Edit: Okay it seems we already have spawn rate. So yea, I guess we agree. I didn't read the docs at all.
i dont want to limit spawning workers by timeout, i want spawn workers (and the allocation of resources, which can be impressive) only after timeout like 50ms. if after 50ms the workers are also busy, then new wokers should be spawned.
its my case. another case, which I also described, raises the issue of the long start time of workers. when it is a good idea to start creating new workers before all the current ones are busy.
We really like the dynamic scaling feature and are using it in production with Symfony framework running Kubernetes.
Currently it's really hard to find ideal value for allocate_timeout due to following reasons:
- too low value causes first boot of application and workers to fail since Symfony cache takes time to warm up and when under high stress of the cluster
- too low value makes requests fail during load spike longer than allocate_timeout duration and workers are already scaled to the max
- too high value forces the clients to wait for the duration of allocate_timeout even during smaller and temporary spikes
Edit: hopefully better wording
I think that for http request processing it works to think in allocate_timeout terms.

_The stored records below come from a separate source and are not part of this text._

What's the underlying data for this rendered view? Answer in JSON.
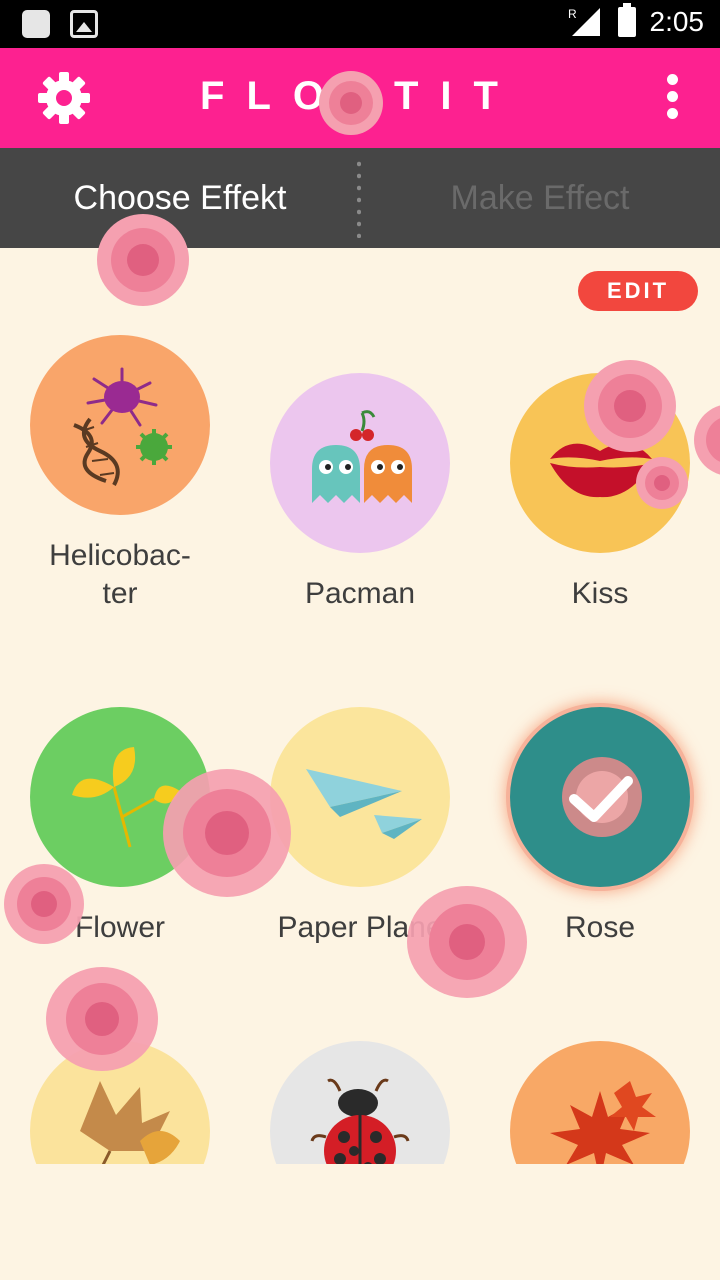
{
  "status_bar": {
    "time": "2:05",
    "signal_label": "R"
  },
  "app_bar": {
    "title": "FLOATIT"
  },
  "tabs": [
    {
      "label": "Choose Effekt",
      "active": true
    },
    {
      "label": "Make Effect",
      "active": false
    }
  ],
  "edit_button": {
    "label": "EDIT"
  },
  "effects": [
    {
      "label": "Helicobac-\nter",
      "color": "#f9a56a",
      "icon": "bacteria-icon"
    },
    {
      "label": "Pacman",
      "color": "#ecc6ee",
      "icon": "pacman-ghosts-icon"
    },
    {
      "label": "Kiss",
      "color": "#f8c456",
      "icon": "lips-icon"
    },
    {
      "label": "Flower",
      "color": "#6cce62",
      "icon": "ginkgo-leaf-icon"
    },
    {
      "label": "Paper Plane",
      "color": "#fbe59c",
      "icon": "paper-plane-icon"
    },
    {
      "label": "Rose",
      "color": "#2e8e8a",
      "icon": "checkmark-icon",
      "selected": true
    },
    {
      "label": "",
      "color": "#fbe39c",
      "icon": "autumn-leaves-icon"
    },
    {
      "label": "",
      "color": "#e6e6e6",
      "icon": "ladybug-icon"
    },
    {
      "label": "",
      "color": "#f8a866",
      "icon": "maple-leaf-icon"
    }
  ],
  "colors": {
    "accent": "#fd2190",
    "tab_bg": "#464646",
    "background": "#fdf4e3",
    "edit": "#f2473e"
  }
}
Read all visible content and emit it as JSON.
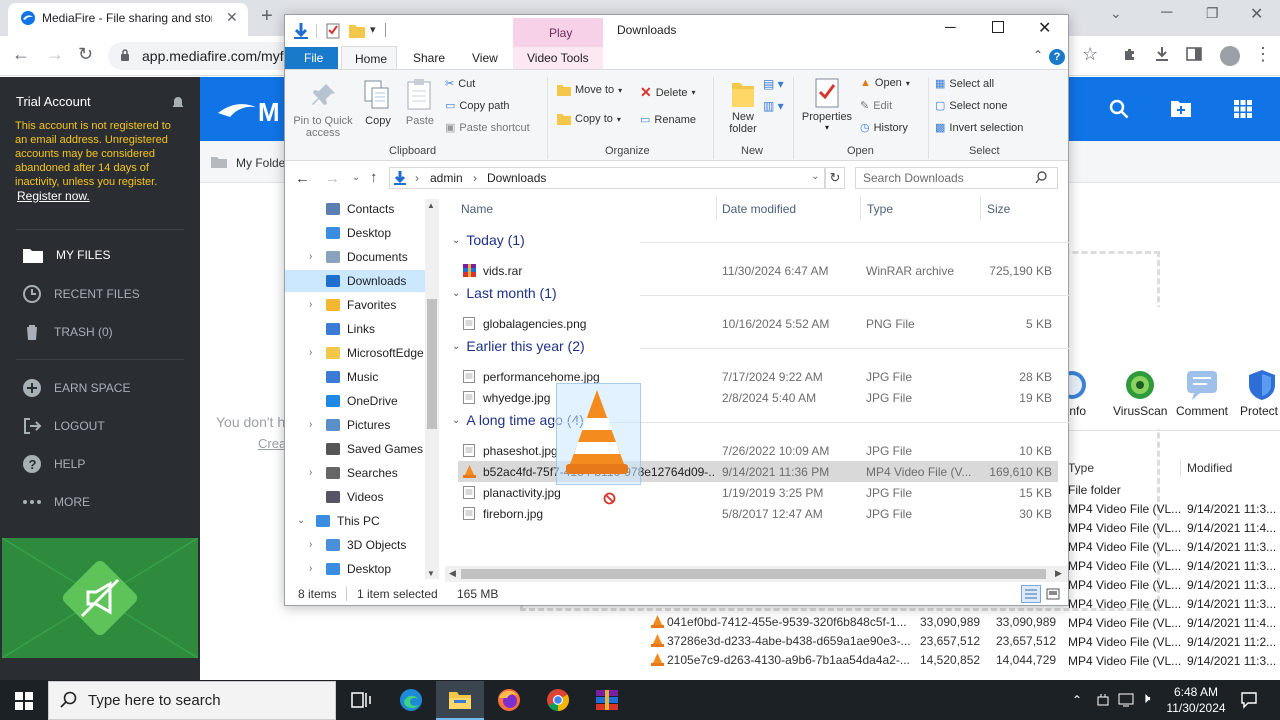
{
  "browser": {
    "tab_title": "MediaFire - File sharing and storage",
    "url": "app.mediafire.com/myfiles"
  },
  "mediafire": {
    "trial_title": "Trial Account",
    "trial_msg": "This account is not registered to an email address. Unregistered accounts may be considered abandoned after 14 days of inactivity, unless you register.",
    "register_link": "Register now.",
    "nav": [
      {
        "label": "MY FILES",
        "icon": "folder-icon"
      },
      {
        "label": "RECENT FILES",
        "icon": "clock-icon"
      },
      {
        "label": "TRASH (0)",
        "icon": "trash-icon"
      },
      {
        "label": "EARN SPACE",
        "icon": "plus-circle-icon"
      },
      {
        "label": "LOGOUT",
        "icon": "logout-icon"
      },
      {
        "label": "HELP",
        "icon": "help-icon"
      },
      {
        "label": "MORE",
        "icon": "more-icon"
      }
    ],
    "breadcrumb": "My Folders",
    "empty_text": "You don't h",
    "empty_link": "Crea",
    "tools": [
      {
        "label": "Info",
        "icon": "info-icon"
      },
      {
        "label": "VirusScan",
        "icon": "virus-icon"
      },
      {
        "label": "Comment",
        "icon": "comment-icon"
      },
      {
        "label": "Protect",
        "icon": "shield-icon"
      }
    ],
    "table_cols": {
      "type": "Type",
      "modified": "Modified"
    },
    "table_rows": [
      {
        "type": "File folder",
        "modified": ""
      },
      {
        "type": "MP4 Video File (VL...",
        "modified": "9/14/2021 11:3..."
      },
      {
        "type": "MP4 Video File (VL...",
        "modified": "9/14/2021 11:4..."
      },
      {
        "type": "MP4 Video File (VL...",
        "modified": "9/14/2021 11:3..."
      },
      {
        "type": "MP4 Video File (VL...",
        "modified": "9/14/2021 11:3..."
      },
      {
        "type": "MP4 Video File (VL...",
        "modified": "9/14/2021 11:3..."
      },
      {
        "type": "MP4 Video File (VL...",
        "modified": "9/14/2021 11:3..."
      },
      {
        "type": "MP4 Video File (VL...",
        "modified": "9/14/2021 11:4..."
      },
      {
        "type": "MP4 Video File (VL...",
        "modified": "9/14/2021 11:2..."
      },
      {
        "type": "MP4 Video File (VL...",
        "modified": "9/14/2021 11:3..."
      }
    ],
    "back_rows": [
      {
        "name": "041ef0bd-7412-455e-9539-320f6b848c5f-1...",
        "a": "33,090,989",
        "b": "33,090,989"
      },
      {
        "name": "37286e3d-d233-4abe-b438-d659a1ae90e3-...",
        "a": "23,657,512",
        "b": "23,657,512"
      },
      {
        "name": "2105e7c9-d263-4130-a9b6-7b1aa54da4a2-...",
        "a": "14,520,852",
        "b": "14,044,729"
      }
    ]
  },
  "explorer": {
    "title": "Downloads",
    "play_tab": "Play",
    "tabs": {
      "file": "File",
      "home": "Home",
      "share": "Share",
      "view": "View",
      "video": "Video Tools"
    },
    "ribbon": {
      "pin": "Pin to Quick access",
      "copy": "Copy",
      "paste": "Paste",
      "cut": "Cut",
      "copy_path": "Copy path",
      "paste_shortcut": "Paste shortcut",
      "move_to": "Move to",
      "copy_to": "Copy to",
      "delete": "Delete",
      "rename": "Rename",
      "new_folder": "New folder",
      "properties": "Properties",
      "open": "Open",
      "edit": "Edit",
      "history": "History",
      "select_all": "Select all",
      "select_none": "Select none",
      "invert": "Invert selection",
      "grp_clipboard": "Clipboard",
      "grp_organize": "Organize",
      "grp_new": "New",
      "grp_open": "Open",
      "grp_select": "Select"
    },
    "path": [
      "admin",
      "Downloads"
    ],
    "search_placeholder": "Search Downloads",
    "nav": [
      "Contacts",
      "Desktop",
      "Documents",
      "Downloads",
      "Favorites",
      "Links",
      "MicrosoftEdge",
      "Music",
      "OneDrive",
      "Pictures",
      "Saved Games",
      "Searches",
      "Videos",
      "This PC",
      "3D Objects",
      "Desktop"
    ],
    "columns": {
      "name": "Name",
      "date": "Date modified",
      "type": "Type",
      "size": "Size"
    },
    "groups": [
      {
        "label": "Today (1)",
        "files": [
          {
            "name": "vids.rar",
            "date": "11/30/2024 6:47 AM",
            "type": "WinRAR archive",
            "size": "725,190 KB",
            "icon": "rar-icon"
          }
        ]
      },
      {
        "label": "Last month (1)",
        "files": [
          {
            "name": "globalagencies.png",
            "date": "10/16/2024 5:52 AM",
            "type": "PNG File",
            "size": "5 KB",
            "icon": "image-file-icon"
          }
        ]
      },
      {
        "label": "Earlier this year (2)",
        "files": [
          {
            "name": "performancehome.jpg",
            "date": "7/17/2024 9:22 AM",
            "type": "JPG File",
            "size": "28 KB",
            "icon": "image-file-icon"
          },
          {
            "name": "whyedge.jpg",
            "date": "2/8/2024 5:40 AM",
            "type": "JPG File",
            "size": "19 KB",
            "icon": "image-file-icon"
          }
        ]
      },
      {
        "label": "A long time ago (4)",
        "files": [
          {
            "name": "phaseshot.jpg",
            "date": "7/26/2022 10:09 AM",
            "type": "JPG File",
            "size": "10 KB",
            "icon": "image-file-icon"
          },
          {
            "name": "b52ac4fd-75f7-4154-b116-978e12764d09-...",
            "date": "9/14/2021 11:36 PM",
            "type": "MP4 Video File (V...",
            "size": "169,610 KB",
            "icon": "vlc-icon",
            "selected": true
          },
          {
            "name": "planactivity.jpg",
            "date": "1/19/2019 3:25 PM",
            "type": "JPG File",
            "size": "15 KB",
            "icon": "image-file-icon"
          },
          {
            "name": "fireborn.jpg",
            "date": "5/8/2017 12:47 AM",
            "type": "JPG File",
            "size": "30 KB",
            "icon": "image-file-icon"
          }
        ]
      }
    ],
    "status_items": "8 items",
    "status_selected": "1 item selected",
    "status_size": "165 MB"
  },
  "taskbar": {
    "search_placeholder": "Type here to search",
    "time": "6:48 AM",
    "date": "11/30/2024"
  },
  "colors": {
    "mf_blue": "#1074e6",
    "mf_sidebar": "#2a2e33",
    "trial_text": "#f5c518",
    "selection": "#cce8ff"
  }
}
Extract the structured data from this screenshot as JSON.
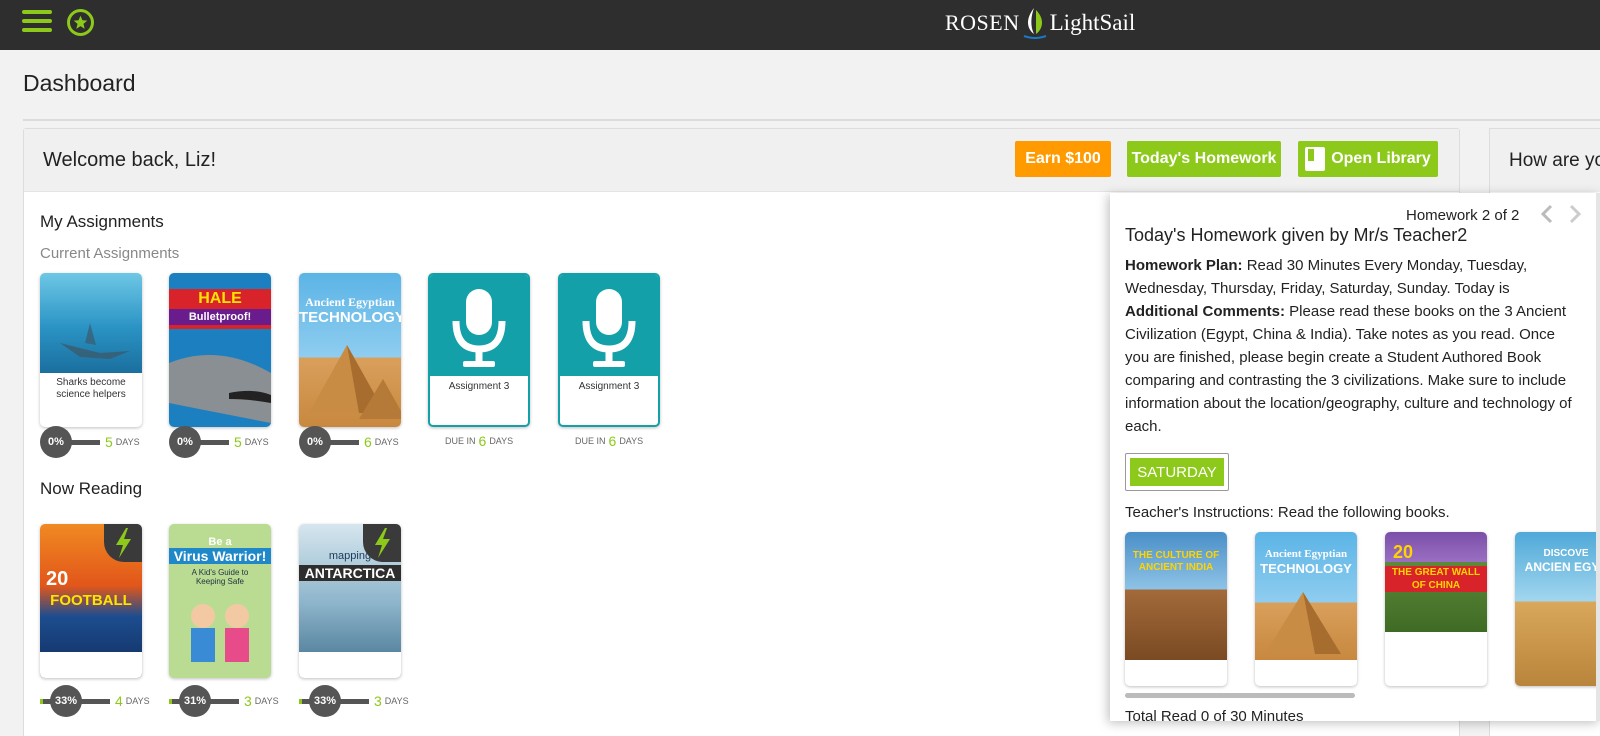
{
  "brand": {
    "rosen": "ROSEN",
    "lightsail": "LightSail"
  },
  "page": {
    "title": "Dashboard"
  },
  "welcome": {
    "greeting": "Welcome back, Liz!",
    "earn_label": "Earn $100",
    "homework_label": "Today's Homework",
    "library_label": "Open Library"
  },
  "assignments": {
    "section_title": "My Assignments",
    "subsection": "Current Assignments",
    "items": [
      {
        "type": "book",
        "caption_line1": "Sharks become",
        "caption_line2": "science helpers",
        "percent": "0%",
        "days": "5",
        "days_label": "DAYS"
      },
      {
        "type": "book",
        "cover_line1": "HALE SHARK",
        "cover_line2": "Bulletproof!",
        "percent": "0%",
        "days": "5",
        "days_label": "DAYS"
      },
      {
        "type": "book",
        "cover_line1": "Ancient Egyptian",
        "cover_line2": "TECHNOLOGY",
        "percent": "0%",
        "days": "6",
        "days_label": "DAYS"
      },
      {
        "type": "recording",
        "label": "Assignment 3",
        "due_prefix": "DUE IN",
        "days": "6",
        "days_label": "DAYS"
      },
      {
        "type": "recording",
        "label": "Assignment 3",
        "due_prefix": "DUE IN",
        "days": "6",
        "days_label": "DAYS"
      }
    ]
  },
  "now_reading": {
    "section_title": "Now Reading",
    "items": [
      {
        "cover_line1": "20",
        "cover_line2": "FOOTBALL",
        "percent": "33%",
        "progress": 0.33,
        "days": "4",
        "days_label": "DAYS"
      },
      {
        "cover_line1": "Be a",
        "cover_line2": "Virus Warrior!",
        "cover_line3": "A Kid's Guide to Keeping Safe",
        "percent": "31%",
        "progress": 0.31,
        "days": "3",
        "days_label": "DAYS"
      },
      {
        "cover_line1": "mapping",
        "cover_line2": "ANTARCTICA",
        "percent": "33%",
        "progress": 0.33,
        "days": "3",
        "days_label": "DAYS"
      }
    ]
  },
  "side": {
    "title": "How are yo"
  },
  "homework_panel": {
    "counter": "Homework 2 of 2",
    "title": "Today's Homework given by Mr/s Teacher2",
    "plan_label": "Homework Plan:",
    "plan_text": " Read 30 Minutes Every Monday, Tuesday, Wednesday, Thursday, Friday, Saturday, Sunday. Today is",
    "comments_label": "Additional Comments:",
    "comments_text": " Please read these books on the 3 Ancient Civilization (Egypt, China & India). Take notes as you read. Once you are finished, please begin create a Student Authored Book comparing and contrasting the 3 civilizations. Make sure to include information about the location/geography, culture and technology of each.",
    "day": "SATURDAY",
    "instructions_label": "Teacher's Instructions:",
    "instructions_text": " Read the following books.",
    "books": [
      {
        "line1": "THE CULTURE OF",
        "line2": "ANCIENT INDIA"
      },
      {
        "line1": "Ancient Egyptian",
        "line2": "TECHNOLOGY"
      },
      {
        "line1": "20",
        "line2": "THE GREAT WALL OF CHINA"
      },
      {
        "line1": "DISCOVE",
        "line2": "ANCIEN EGYP"
      }
    ],
    "total": "Total Read 0 of 30 Minutes"
  },
  "colors": {
    "accent_green": "#8cc91a",
    "orange": "#ff9a00",
    "teal": "#13a0a8",
    "topbar": "#2e2e2e"
  }
}
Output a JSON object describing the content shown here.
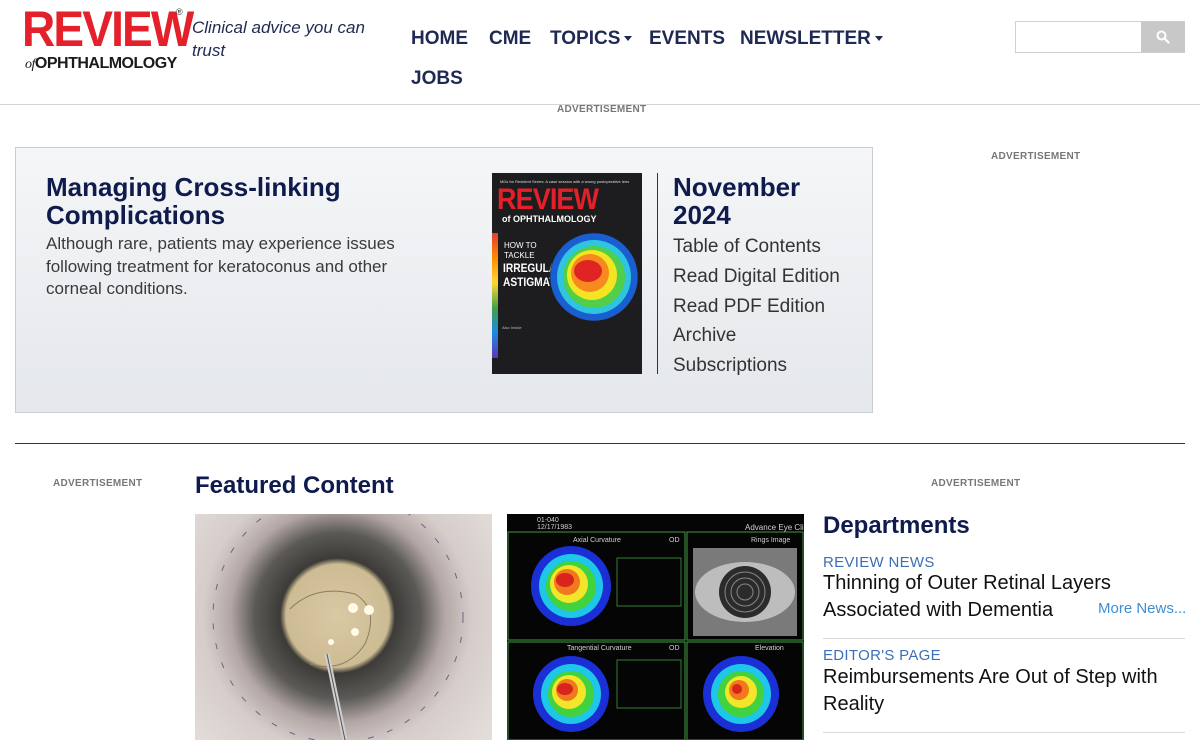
{
  "site": {
    "logo_main": "REVIEW",
    "logo_of": "of",
    "logo_sub": "OPHTHALMOLOGY",
    "logo_reg": "®",
    "tagline": "Clinical advice you can trust"
  },
  "nav": {
    "items": [
      {
        "label": "HOME"
      },
      {
        "label": "CME"
      },
      {
        "label": "TOPICS"
      },
      {
        "label": "EVENTS"
      },
      {
        "label": "NEWSLETTER"
      },
      {
        "label": "JOBS"
      }
    ]
  },
  "search": {
    "placeholder": "",
    "value": ""
  },
  "ads": {
    "top": "ADVERTISEMENT",
    "right": "ADVERTISEMENT",
    "left": "ADVERTISEMENT",
    "right2": "ADVERTISEMENT"
  },
  "hero": {
    "title": "Managing Cross-linking Complications",
    "description": "Although rare, patients may experience issues following treatment for keratoconus and other corneal conditions."
  },
  "cover": {
    "top_text": "MDs for Resident Series: A case session with a wrong postoperative lens",
    "logo": "REVIEW",
    "sub": "of OPHTHALMOLOGY",
    "how_to": "HOW TO TACKLE",
    "headline": "IRREGULAR ASTIGMATISM",
    "also": "Also Inside"
  },
  "issue": {
    "title": "November 2024",
    "links": [
      {
        "label": "Table of Contents"
      },
      {
        "label": "Read Digital Edition"
      },
      {
        "label": "Read PDF Edition"
      },
      {
        "label": "Archive"
      },
      {
        "label": "Subscriptions"
      }
    ]
  },
  "featured": {
    "title": "Featured Content"
  },
  "topo": {
    "clinic": "Advance Eye Clinic",
    "axial": "Axial Curvature",
    "rings": "Rings Image",
    "tangential": "Tangential Curvature",
    "elevation": "Elevation",
    "od": "OD",
    "id1": "01-040",
    "id2": "12/17/1983"
  },
  "departments": {
    "title": "Departments",
    "items": [
      {
        "category": "REVIEW NEWS",
        "headline": "Thinning of Outer Retinal Layers Associated with Dementia"
      },
      {
        "category": "EDITOR'S PAGE",
        "headline": "Reimbursements Are Out of Step with Reality"
      }
    ],
    "more": "More News..."
  },
  "colors": {
    "navy": "#0f1b4d",
    "brand_red": "#e4202a",
    "link_blue": "#3c6fb6"
  },
  "icons": {
    "search": "search-icon",
    "caret": "caret-down-icon"
  }
}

For jobs from queues, though, I think it is more useful to think in how many messages are left to process. For example, if you measure and you know that your consumer can process about 10 msg/s and you set a budget of processing time, then you could set spawn_rate = 10. Meaning that you spawn one worker per 10 msgs in the pipeline. Thus, keeping up with the messages as they get consumed from the queue.